Le président des États-Unis, Donald Trump, a de nouveau critiqué l’Espagne mercredi pour ne pas avoir soutenu l’offensive militaire américaine contre l’Iran, tout en affirmant que le principal résultat du sommet de l’Organisation du traité de l’Atlantique nord tenu à Ankara était une forte unité entre les membres de l’Alliance.

Lors d’une conférence de presse à l’issue de la rencontre, Trump a été interrogé sur ses critiques envers l’Espagne, ainsi que sur d’autres alliés européens comme l’Italie et le Royaume-Uni, qui n’avaient pas apporté leur soutien aux frappes américaines contre Téhéran. Il a également été questionné sur l’engagement des États-Unis à défendre ces pays en cas d’attaque.

« L’Espagne s’est très mal comportée, même si ensuite l’Italie s’est bien comportée, et presque tous les pays ont fait ce qu’il fallait. Ils ont simplement eu un mauvais moment. Ils ne nous ont pas aidés, même si nous n’avions pas besoin de leur aide, nous aurions peut-être aimé l’avoir », a déclaré le président américain.

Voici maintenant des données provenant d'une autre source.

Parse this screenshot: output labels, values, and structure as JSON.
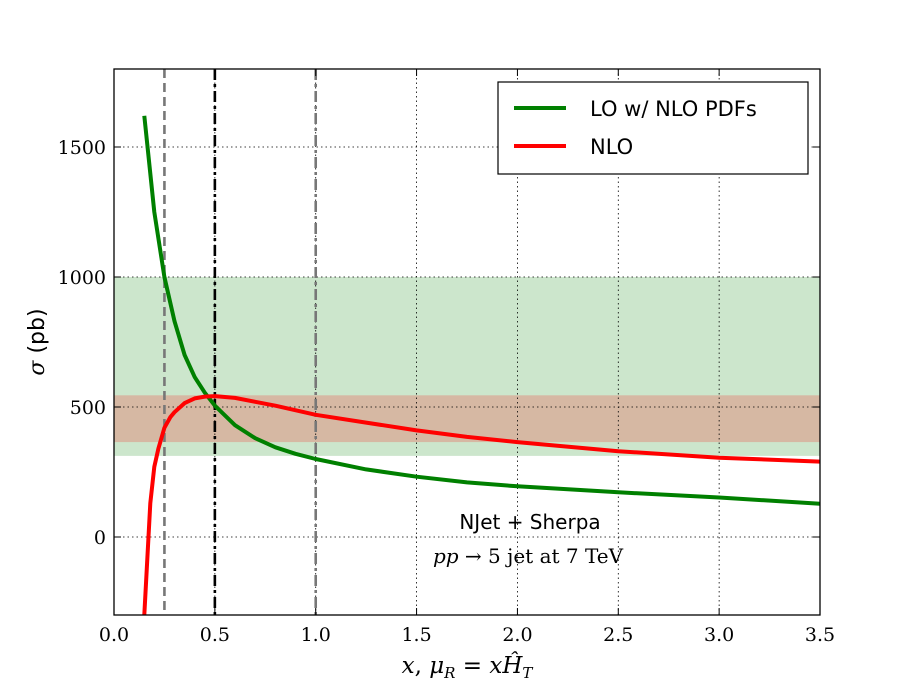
{
  "chart_data": {
    "type": "line",
    "xlabel": "x, μ_R = xĤ_T",
    "ylabel": "σ (pb)",
    "xlim": [
      0.0,
      3.5
    ],
    "ylim": [
      -300,
      1800
    ],
    "xticks": [
      0.0,
      0.5,
      1.0,
      1.5,
      2.0,
      2.5,
      3.0,
      3.5
    ],
    "xtick_labels": [
      "0.0",
      "0.5",
      "1.0",
      "1.5",
      "2.0",
      "2.5",
      "3.0",
      "3.5"
    ],
    "yticks": [
      0,
      500,
      1000,
      1500
    ],
    "ytick_labels": [
      "0",
      "500",
      "1000",
      "1500"
    ],
    "grid": true,
    "legend_position": "top-right",
    "series": [
      {
        "name": "LO w/ NLO PDFs",
        "color": "#008000",
        "x": [
          0.15,
          0.2,
          0.25,
          0.3,
          0.35,
          0.4,
          0.45,
          0.5,
          0.6,
          0.7,
          0.8,
          0.9,
          1.0,
          1.25,
          1.5,
          1.75,
          2.0,
          2.5,
          3.0,
          3.5
        ],
        "y": [
          1620,
          1250,
          1000,
          830,
          700,
          615,
          555,
          505,
          430,
          380,
          345,
          320,
          300,
          260,
          232,
          210,
          195,
          172,
          152,
          128
        ]
      },
      {
        "name": "NLO",
        "color": "#ff0000",
        "x": [
          0.15,
          0.18,
          0.2,
          0.22,
          0.25,
          0.28,
          0.3,
          0.35,
          0.4,
          0.45,
          0.5,
          0.6,
          0.7,
          0.8,
          1.0,
          1.25,
          1.5,
          1.75,
          2.0,
          2.5,
          3.0,
          3.5
        ],
        "y": [
          -300,
          130,
          270,
          340,
          420,
          462,
          480,
          515,
          533,
          540,
          542,
          535,
          520,
          505,
          470,
          440,
          410,
          385,
          365,
          330,
          305,
          290
        ]
      }
    ],
    "bands": [
      {
        "series": "LO w/ NLO PDFs",
        "color": "#008000",
        "opacity": 0.2,
        "ymin": 312,
        "ymax": 1000
      },
      {
        "series": "NLO",
        "color": "#ff0000",
        "opacity": 0.2,
        "ymin": 365,
        "ymax": 545
      }
    ],
    "vlines": [
      {
        "x": 0.25,
        "color": "#777777",
        "style": "dashed"
      },
      {
        "x": 0.5,
        "color": "#000000",
        "style": "dashdot"
      },
      {
        "x": 1.0,
        "color": "#777777",
        "style": "dashdot"
      }
    ],
    "annotations": [
      "NJet + Sherpa",
      "pp → 5 jet at 7 TeV"
    ]
  }
}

Malgré ces critiques, Trump a assuré que l’atmosphère entre les dirigeants de l’Alliance était placée sous le signe de la coopération. « Le principal mot qui ressort du sommet d’aujourd’hui est l’unification. Je n’ai jamais rien vu de pareil. Chacun de ces pays nous aime et s’aime entre eux. C’était une formidable unité », a-t-il affirmé.

Le président américain a également salué les progrès réalisés par les alliés concernant l’augmentation des dépenses militaires, après l’accord conclu lors du sommet de l’OTAN de l’année dernière à La Haye, qui prévoit de porter les investissements de défense de 2 % à 5 % du produit intérieur brut (PIB).

« Maintenant, ils me remercient tous et la plupart des pays ont accepté de le faire. Il y en a quelques-uns qui ne l’ont pas encore fait, mais j’ai le sentiment qu’ils le feront, et très rapidement », a déclaré Trump, sans préciser quels pays n’avaient pas encore pris cet engagement.

Le dirigeant américain a par ailleurs indiqué qu’un pays qui avait initialement montré des réticences avait finalement coopéré lors du sommet. « L’un d’entre eux en particulier, qui ne semblait pas très disposé à travailler en équipe, a aujourd’hui démontré être un grand collaborateur », a-t-il ajouté, dans une référence apparente à l’Espagne, sans la citer directement.